Another two-minute ad shows men and women alone watching the best and the worst scenes from their lives play back before them on an old movie reel.
The final ad that aired -- Peterson has dozens more like it ready to go -- featured snippets of testimonials about why Catholics left the church and what they found upon their return.
Peterson said the Catholics Come Home campaign has "the potential of re-Christianizing our society and even catechizing the world."
A lot of pro bono production, nearly $1 million from various donors and foundations, and a grant from the Catholic Community Foundation helped put the ads on the air.
The Diocese of Phoenix has witnessed increased interest in the church, which leaders are attributing to last year's campaign.
"It's exciting to see the fruits that continue to grow from this," said Ryan Hanning, coordinator of adult evangelization for the diocese. According to Hanning, a number of the faithful have found a renewed passion for the church, while fallen-away Catholics rejoined parish life.
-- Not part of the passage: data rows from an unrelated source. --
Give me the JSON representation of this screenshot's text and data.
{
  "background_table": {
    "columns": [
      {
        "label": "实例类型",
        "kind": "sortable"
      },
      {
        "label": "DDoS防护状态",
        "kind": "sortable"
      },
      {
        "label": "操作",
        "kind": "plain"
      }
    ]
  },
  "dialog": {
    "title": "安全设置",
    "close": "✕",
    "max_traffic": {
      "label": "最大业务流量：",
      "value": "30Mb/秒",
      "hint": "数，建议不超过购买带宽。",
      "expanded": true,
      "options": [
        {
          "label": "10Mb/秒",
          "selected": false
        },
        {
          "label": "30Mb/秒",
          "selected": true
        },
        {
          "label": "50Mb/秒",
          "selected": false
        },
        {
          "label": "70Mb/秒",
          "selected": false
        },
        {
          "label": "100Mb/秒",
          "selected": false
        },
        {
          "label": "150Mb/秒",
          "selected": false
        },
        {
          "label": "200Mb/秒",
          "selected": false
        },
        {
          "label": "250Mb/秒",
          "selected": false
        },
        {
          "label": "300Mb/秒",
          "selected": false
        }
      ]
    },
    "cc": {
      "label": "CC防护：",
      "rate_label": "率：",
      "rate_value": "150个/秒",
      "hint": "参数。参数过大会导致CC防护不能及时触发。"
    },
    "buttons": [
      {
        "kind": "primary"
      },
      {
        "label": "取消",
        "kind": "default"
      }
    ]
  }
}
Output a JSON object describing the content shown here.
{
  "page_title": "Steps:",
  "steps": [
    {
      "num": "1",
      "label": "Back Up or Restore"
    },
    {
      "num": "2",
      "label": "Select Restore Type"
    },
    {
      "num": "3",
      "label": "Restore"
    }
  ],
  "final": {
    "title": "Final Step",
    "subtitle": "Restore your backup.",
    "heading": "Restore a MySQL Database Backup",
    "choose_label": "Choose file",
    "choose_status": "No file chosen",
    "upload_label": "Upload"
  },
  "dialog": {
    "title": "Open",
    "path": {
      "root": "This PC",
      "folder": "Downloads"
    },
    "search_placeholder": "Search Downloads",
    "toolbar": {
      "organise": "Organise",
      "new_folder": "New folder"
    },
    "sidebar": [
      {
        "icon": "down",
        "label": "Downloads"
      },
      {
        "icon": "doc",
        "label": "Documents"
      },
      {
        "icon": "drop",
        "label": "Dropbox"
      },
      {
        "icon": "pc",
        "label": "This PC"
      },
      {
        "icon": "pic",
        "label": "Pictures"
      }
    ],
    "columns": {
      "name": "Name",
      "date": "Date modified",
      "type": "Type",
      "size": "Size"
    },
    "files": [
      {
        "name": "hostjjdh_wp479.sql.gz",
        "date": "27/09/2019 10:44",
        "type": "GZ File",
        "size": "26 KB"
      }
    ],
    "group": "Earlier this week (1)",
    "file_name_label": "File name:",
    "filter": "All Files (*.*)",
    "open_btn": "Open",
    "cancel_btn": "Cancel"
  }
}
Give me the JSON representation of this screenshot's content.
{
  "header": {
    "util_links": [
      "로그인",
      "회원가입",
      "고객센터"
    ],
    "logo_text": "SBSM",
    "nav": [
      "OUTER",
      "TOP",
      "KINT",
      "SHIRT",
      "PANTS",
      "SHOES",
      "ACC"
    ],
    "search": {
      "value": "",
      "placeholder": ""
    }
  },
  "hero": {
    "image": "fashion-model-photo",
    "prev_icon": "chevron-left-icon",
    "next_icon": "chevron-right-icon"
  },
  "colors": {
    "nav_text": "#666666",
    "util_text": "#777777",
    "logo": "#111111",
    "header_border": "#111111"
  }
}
Hanning worked closely with Peterson on the Catholics Come Home campaign and ensured that parish leaders, especially those in faith formation, were ready to welcome back Catholics and resolve sacramental and doctrinal issues. More than 25 parishes created programs to welcome Catholics back to the church.
Our Lady of Mount Carmel Parish in Tempe was one of them. It showed a video before Easter Masses and held a six-week program for returning Catholics.
"The commercials helped (fallen-away Catholics) realize that they were missing something in their lives," said Father John Bonavitacola, pastor of Our Lady of Mount Carmel. He noticed that Catholics who had grown lax in their faith or who felt hurt by the church, or who had divorced and remarried, returned. Many had their marriage validated in the church while others joined for the first time.
Six months after the media campaign ended, a comprehensive analysis of its impact revealed a 22 percent increase in Mass attendance at nine sample parishes. Throughout the diocese, the average increased Mass attendance -- returned and new Catholics -- was 12 percent. That's despite a flat population growth in the diocese during that period.
"Wherever they've been, they can come back home. It's a message that resonates," Hanning said. "I never thought I'd have thousands of Catholics calling and e-mailing me and saying, 'I'm proud to be Catholic and I want to help others.'"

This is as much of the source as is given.